Il 26 Marzo 2014 si è tenuta la presentazione del VII rapporto dell'European Migration Network  sull'accesso al sistema sicurezza sociale dei lavoratori migranti. A condurre il dibattito dal titolo "Immigrati e sicurezza sociale: il caso italiano", è stata la mediazione di Franco Pittau Responsabile scientifico del Centro Studi e Ricerche IDOS- European Migration Network e vi hanno preso parte varie rappresentanze istituzionali tra cui il Prefetto Riccardo Campagnucci, Vice Capo Vicario Dipartimento Libertà Civili e Immigrazione del Ministero dell'Interno, il quale ha introdotto l'argomento ponendo l'attenzione sul livello della qualità della tutela dei cittadini non comunitari, auspicandone il funzionamento in egual misura sia per questi ultimi che per i lavoratori italiani. "La qualità dell'integrazione nasce anche sugli aspetti della tutela del lavoro, è una questione di civiltà" sostiene il Prefetto ritenendo necessario affrontare il tema della collocazione degli immigrati nell'ambito della sicurezza sociale in maniera più articolata e con un'ideologia differente che sia in grado di uscire dai comuni stereotipi sull'immigrazione.

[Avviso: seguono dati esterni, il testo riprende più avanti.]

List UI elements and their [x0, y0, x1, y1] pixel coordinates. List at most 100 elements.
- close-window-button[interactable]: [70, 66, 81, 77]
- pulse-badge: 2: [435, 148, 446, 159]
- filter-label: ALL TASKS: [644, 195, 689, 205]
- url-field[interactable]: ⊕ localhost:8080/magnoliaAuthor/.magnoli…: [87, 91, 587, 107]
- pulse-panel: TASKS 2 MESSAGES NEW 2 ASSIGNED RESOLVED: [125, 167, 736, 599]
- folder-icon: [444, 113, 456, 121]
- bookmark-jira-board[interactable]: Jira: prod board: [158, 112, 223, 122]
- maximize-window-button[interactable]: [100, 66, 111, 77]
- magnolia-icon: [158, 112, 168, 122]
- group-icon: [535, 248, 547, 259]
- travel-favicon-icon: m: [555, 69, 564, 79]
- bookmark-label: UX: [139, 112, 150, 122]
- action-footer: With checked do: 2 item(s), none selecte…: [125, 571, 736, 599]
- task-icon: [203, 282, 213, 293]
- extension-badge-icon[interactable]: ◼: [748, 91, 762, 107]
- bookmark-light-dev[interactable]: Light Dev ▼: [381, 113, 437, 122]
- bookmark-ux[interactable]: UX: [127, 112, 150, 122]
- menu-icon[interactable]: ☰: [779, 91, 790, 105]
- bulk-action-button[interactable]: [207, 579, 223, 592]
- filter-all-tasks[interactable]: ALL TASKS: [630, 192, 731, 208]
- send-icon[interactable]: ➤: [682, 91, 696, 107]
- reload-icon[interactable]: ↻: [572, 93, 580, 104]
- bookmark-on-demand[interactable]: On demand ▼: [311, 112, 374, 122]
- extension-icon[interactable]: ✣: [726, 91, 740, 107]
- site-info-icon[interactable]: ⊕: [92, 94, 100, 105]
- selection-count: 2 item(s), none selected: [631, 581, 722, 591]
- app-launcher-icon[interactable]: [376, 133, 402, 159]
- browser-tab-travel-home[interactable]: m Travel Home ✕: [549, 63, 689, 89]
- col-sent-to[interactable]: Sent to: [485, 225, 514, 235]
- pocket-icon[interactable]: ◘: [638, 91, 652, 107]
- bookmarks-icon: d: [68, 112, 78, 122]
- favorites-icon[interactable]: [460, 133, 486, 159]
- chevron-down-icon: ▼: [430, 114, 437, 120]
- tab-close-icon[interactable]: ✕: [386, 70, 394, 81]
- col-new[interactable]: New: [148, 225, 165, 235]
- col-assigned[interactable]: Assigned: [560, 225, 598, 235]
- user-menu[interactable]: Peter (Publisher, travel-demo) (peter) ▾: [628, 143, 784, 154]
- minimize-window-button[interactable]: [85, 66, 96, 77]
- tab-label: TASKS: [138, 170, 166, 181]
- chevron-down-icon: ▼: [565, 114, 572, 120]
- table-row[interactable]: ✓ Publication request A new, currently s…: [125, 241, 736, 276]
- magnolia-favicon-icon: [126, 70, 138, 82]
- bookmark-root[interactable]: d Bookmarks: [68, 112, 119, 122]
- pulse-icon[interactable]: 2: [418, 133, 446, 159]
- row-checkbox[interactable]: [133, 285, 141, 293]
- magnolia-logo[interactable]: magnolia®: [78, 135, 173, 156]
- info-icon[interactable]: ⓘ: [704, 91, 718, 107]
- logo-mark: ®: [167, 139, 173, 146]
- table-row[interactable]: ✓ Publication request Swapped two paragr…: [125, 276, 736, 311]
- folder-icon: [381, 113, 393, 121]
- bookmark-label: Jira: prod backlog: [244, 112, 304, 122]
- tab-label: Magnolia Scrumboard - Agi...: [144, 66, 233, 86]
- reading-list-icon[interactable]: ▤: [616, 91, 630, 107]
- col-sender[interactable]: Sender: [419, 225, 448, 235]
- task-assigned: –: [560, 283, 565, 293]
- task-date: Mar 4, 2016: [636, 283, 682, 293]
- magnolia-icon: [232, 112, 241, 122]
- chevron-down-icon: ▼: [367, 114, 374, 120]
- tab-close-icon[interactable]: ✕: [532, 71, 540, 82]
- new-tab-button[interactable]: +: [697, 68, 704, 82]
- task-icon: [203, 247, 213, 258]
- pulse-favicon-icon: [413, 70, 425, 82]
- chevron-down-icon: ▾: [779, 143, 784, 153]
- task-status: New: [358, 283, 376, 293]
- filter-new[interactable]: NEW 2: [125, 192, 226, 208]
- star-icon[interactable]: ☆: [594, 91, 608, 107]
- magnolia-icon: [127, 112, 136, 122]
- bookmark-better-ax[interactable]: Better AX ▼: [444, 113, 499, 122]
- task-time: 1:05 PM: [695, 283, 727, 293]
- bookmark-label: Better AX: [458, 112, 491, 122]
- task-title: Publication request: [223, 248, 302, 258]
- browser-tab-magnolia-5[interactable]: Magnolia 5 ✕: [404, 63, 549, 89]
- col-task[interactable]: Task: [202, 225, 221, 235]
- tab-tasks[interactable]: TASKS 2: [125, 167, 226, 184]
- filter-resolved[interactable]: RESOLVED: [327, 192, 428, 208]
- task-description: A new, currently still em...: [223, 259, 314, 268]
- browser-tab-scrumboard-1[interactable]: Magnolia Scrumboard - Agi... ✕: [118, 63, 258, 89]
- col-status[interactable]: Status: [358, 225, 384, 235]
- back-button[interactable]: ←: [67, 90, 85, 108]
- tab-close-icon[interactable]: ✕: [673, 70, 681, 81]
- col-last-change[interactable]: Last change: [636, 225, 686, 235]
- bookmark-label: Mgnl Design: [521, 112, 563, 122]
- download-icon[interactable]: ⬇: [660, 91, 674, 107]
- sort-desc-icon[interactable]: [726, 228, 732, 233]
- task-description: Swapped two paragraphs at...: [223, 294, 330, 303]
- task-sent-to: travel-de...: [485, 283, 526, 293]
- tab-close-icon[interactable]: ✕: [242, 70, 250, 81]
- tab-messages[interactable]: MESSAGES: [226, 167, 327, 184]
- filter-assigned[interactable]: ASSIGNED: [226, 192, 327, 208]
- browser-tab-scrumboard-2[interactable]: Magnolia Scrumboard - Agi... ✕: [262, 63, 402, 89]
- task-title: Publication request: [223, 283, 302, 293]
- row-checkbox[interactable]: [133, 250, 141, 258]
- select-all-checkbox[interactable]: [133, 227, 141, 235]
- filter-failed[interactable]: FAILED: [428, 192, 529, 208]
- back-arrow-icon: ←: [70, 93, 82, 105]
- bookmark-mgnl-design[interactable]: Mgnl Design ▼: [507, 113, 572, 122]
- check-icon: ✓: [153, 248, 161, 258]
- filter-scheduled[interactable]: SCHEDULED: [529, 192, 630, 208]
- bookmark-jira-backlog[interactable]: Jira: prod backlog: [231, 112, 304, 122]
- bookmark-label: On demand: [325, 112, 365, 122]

Una questione molto dibattuta ripresa da più relatori come Alberto Bordi, Vice Prefetto Direzione Centrale per le Politiche dell'Immigrazione e dell'Asilo, Antonio Ricci, referente IDOS presso il Punto Nazionale di Contatto EMN (European Migration Network) e Enrico Cesarini, rappresentante ASGI (Associazione Studi Giuridici Immigrazione), è stata quella dell'esportabilità delle prestazioni previdenziali in caso di rimpatrio in un Paese non convenzionato in materia pensionistica, prima di aver maturato il requisito contributivo minimo. L'inadeguatezza legislativa a tal proposito rappresenta, per il Vice Prefetto Alberto Bordi, una violazione del principio della giustizia, un principio ecumenico e universale che deve regolare quelli della legalità e dell'equità.
Secondo il rapporto EMN nel 2012 gli stranieri occupati sono stati 2,3 milioni, tre quarti dei casi non comunitari, i quali percepiscono in media uno stipendio inferiore del 25% rispetto agli italiani. In Italia il 60%  della spesa della sicurezza sociale viene utilizzata per anziani e superstiti e il 31,5% per malattia/salute e disabilità. Di queste prestazioni di sicurezza sociale, solo 1.0 % degli stranieri non comunitari accede alle pensioni assistenziali e lo 0,2% alle pensioni contributive (invalidità, vecchiaia, superstiti). Il dato dei titolari di pensioni può trovare una spiegazione nel numero ridotto di stranieri che superano i 65 anni in Italia (nel 2012 erano lo 0.6%). Nei prossimi anni si stima che il differenziale pensionistico tra la popolazione italiana e quella immigrata andrà ridimensionandosi anche se permarranno significativi aspetti di iniquità. I futuri immigrati pensionati saranno destinati ad aumentare il numero dei poveri nel Paese. La parità di trattamento deve essere assicurata a tutti i lavoratori ma, come sottolinea Enrico Cesarini (ASGI), trattare allo stesso modo situazioni diverse può comportare un problema di equità.
Al termine della mattinata sono state suggerite varie proposte per un approccio più critico e risolutivo alla materia. Antonino Sorgi, Presidente del Centro Unitario dei Patronati Sindacali, si dice disponibile ad avviare un processo più costruttivo di integrazione per un cambiamento di visioni che metta al centro l'uomo. Sulla stessa linea propositiva si trova il Senatore Claudio Micheloni, Presidente della Commissione per gli italiani all'estero, che sostiene la necessità di concepire l'immigrato non più come oggetto ma come soggetto politico e propone, a tal fine, alle comunità immigrate di istituire un tavolo di lavoro in grado di avanzare suggerimenti e nuove idee per un dialogo con i rappresentanti parlamentari. Da tutti i relatori è arrivata l'unanime richiesta di un maggiore coinvolgimento di una politica meno populista, che metta in atto strategie d'intervento a favore degli immigrati non comunitari ripartendo, magari, dall'esperienza maturata nella tutela previdenziale degli italiani all'estero.